The worst feeling in the world is when you start a new journey in your life with the mindset of starting your life anew, only to be met with disappointment.
Long story short, I suffered (still do but not as much) from a terrible case of social anxiety that rendered me incapable of leaving the house for a year and a half. Towards the end of my days as a shut-in, I had strongly convinced myself that I HAD to do something about this issue of mine or it'll just spiral downwards until there's no way out.
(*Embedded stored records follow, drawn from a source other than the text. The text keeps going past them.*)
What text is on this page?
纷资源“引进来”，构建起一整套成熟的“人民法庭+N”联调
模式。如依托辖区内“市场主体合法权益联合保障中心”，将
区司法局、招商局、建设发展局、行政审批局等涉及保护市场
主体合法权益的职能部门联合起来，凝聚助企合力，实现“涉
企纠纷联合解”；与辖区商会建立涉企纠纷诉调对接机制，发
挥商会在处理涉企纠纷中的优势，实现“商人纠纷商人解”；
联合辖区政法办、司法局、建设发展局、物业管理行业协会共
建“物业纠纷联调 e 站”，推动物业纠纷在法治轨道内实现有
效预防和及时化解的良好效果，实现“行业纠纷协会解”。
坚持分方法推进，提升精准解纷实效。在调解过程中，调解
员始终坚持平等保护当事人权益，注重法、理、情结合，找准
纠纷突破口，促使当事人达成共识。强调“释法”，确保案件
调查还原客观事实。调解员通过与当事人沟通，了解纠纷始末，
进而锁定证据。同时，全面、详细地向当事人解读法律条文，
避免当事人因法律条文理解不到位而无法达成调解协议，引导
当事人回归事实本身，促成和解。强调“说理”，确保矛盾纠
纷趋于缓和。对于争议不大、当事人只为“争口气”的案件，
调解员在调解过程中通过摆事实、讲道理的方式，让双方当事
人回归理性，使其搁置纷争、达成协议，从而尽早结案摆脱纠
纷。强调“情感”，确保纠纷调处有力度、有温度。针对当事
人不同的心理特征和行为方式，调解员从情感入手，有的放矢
During that I time, I decided to start attending a coding bootcamp, and I was excited to start my life again from scratch. I had lost contact with nearly everyone I used to talk to in the year and a half I've been out of the scene, so it truly did feel like I was starting on a blank slate. I was excited to conquer my social anxiety and make new friends again.
Unfortunately, after a couple of months, I haven't been able to make any "friends". Sure, I talk to people (rather, they come up to me and talk to me because I'm kind of too timid to go up to people - but just being able to talk to people at all is a big improvement for me), but I can't see anyone here as a friend. Only a couple of people share the same hobbies as me, but it isn't even in the same way. Because I was alone at home for a year and a half, the way I enjoy these hobbies is very different from the way these few people do, so it's not even in the zone of *sharing* in the "same" hobbies, as we have very different perspectives on the matter.
I'm just so disappointed that I'm still so lonely, even after coming all the way out here.